Bedah Berita – Berita Terkini dan Terpercaya Indonesia – 31 Mei 2026 | Menteri Energi dan Sumber Daya Mineral (ESDM) Bahlil Lahadalia mengaku terkejut dengan kemunculan lagu "MBG" atau "Mas Bahlil Ganteng" yang viral di TikTok dan Instagram. Ia bahkan mengaku penasaran dengan sosok di balik lagu tersebut dan berharap bisa bertemu langsung dengan penciptanya.
Bahlil mengaku baru mengetahui lagu tersebut ketika sedang menjalankan ibadah umrah. Menariknya, lagu yang menyebut namanya itu justru pertama kali menjadi bahan candaan di lingkungan keluarganya.
"Saya lagi ibadah umrah, pagi-pagi bangun, anak saya saja ketawain saya, 'Bapak MBG'," ujar Bahlil sambil tertawa.
Di tengah viralnya lagu tersebut, Bahlil juga menyampaikan apresiasinya terhadap kreativitas anak muda yang memanfaatkan media sosial sebagai ruang berekspresi dan berkarya. Menurutnya, kreativitas digital merupakan hal positif selama tidak melanggar batas-batas tertentu, terutama yang berkaitan dengan isu suku, agama, ras, dan antargolongan (SARA).

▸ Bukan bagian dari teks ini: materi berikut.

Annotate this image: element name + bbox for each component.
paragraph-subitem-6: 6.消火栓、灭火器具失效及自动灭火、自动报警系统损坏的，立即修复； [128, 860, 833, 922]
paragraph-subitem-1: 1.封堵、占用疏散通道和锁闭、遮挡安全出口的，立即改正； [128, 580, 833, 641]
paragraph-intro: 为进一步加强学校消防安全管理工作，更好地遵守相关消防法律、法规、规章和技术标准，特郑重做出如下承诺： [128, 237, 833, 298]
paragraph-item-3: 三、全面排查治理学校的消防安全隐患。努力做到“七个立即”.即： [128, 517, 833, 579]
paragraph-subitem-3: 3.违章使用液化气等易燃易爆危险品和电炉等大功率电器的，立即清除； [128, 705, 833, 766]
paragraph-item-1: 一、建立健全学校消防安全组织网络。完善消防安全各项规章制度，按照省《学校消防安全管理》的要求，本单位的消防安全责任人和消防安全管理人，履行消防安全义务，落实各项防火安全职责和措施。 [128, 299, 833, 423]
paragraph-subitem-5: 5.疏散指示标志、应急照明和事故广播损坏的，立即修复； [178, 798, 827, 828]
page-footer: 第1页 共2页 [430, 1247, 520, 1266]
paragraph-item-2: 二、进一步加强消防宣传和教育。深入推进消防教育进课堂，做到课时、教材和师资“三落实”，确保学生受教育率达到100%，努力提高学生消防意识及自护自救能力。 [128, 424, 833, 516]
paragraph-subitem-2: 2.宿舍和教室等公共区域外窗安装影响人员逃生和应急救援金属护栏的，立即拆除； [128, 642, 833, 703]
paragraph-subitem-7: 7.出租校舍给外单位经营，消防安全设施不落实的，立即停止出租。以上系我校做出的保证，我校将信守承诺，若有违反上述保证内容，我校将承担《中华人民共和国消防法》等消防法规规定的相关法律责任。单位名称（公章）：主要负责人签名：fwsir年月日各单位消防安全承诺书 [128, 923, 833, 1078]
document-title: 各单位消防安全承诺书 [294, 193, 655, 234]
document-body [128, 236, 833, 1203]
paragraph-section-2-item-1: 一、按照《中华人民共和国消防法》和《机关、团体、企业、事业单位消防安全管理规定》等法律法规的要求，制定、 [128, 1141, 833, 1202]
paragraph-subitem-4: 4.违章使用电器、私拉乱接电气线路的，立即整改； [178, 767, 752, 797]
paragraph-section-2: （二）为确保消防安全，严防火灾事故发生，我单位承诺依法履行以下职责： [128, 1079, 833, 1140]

"Saya menghargai kreativitas orang-orang, terutama anak-anak muda sekarang," kata Bahlil.
"Cuma satu saja saran saya, di era demokrasi dan media sosial ini penting, namun kalau boleh juga dipergunakan dengan terukur. Jangan sampai masuk ke SARA karena itu akan memicu terganggunya soliditas kita sesama anak bangsa," lanjutnya.
Bahlil berharap Raffi Ahmad dapat membantunya menemukan sang kreator. "Saya sendiri enggak tahu, dan itu alami sekali. Saya sendiri penasaran ini siapa yang membuat," ucapnya.
"Jadi kalau boleh, Fi, bisa temukan, saya pengin sekali ketemu," lanjut Bahlil.
Lagu "MBG" menjadi salah satu audio yang banyak digunakan di TikTok dan Instagram. Liriknya yang absurd, jenaka, dan mudah diingat membuat lagu tersebut cepat menyebar di media sosial.
Menurut informasi, lagu tersebut dibuat dengan teknologi AI menggunakan rangkaian komentar warganet tentang Bahlil Lahadalia.
Sebagai pejabat publik, Bahlil mengaku terbiasa menerima berbagai bentuk perhatian masyarakat, mulai dari kritik, masukan, hingga konten-konten viral yang menyebut namanya. Menurutnya, hal tersebut merupakan konsekuensi yang harus diterima oleh setiap tokoh publik.
"Ya, risiko menjadi pejabat publik memang harus siap menerima semuanya," kata Bahlil.
Pernyataan tersebut sekaligus menunjukkan sikap terbuka Bahlil terhadap berbagai bentuk ekspresi publik yang berkembang di media sosial, selama dilakukan dalam koridor yang positif dan tidak melanggar batas-batas etika.
Dalam kesimpulan, Bahlil Lahadalia menunjukkan sikap yang terbuka dan menghargai kreativitas masyarakat, terutama anak muda, dalam menggunakan media sosial sebagai ruang berekspresi. Ia berharap agar kreativitas tersebut dapat dilakukan dengan tetap memperhatikan etika dan tidak melanggar batas-batas yang telah ditentukan.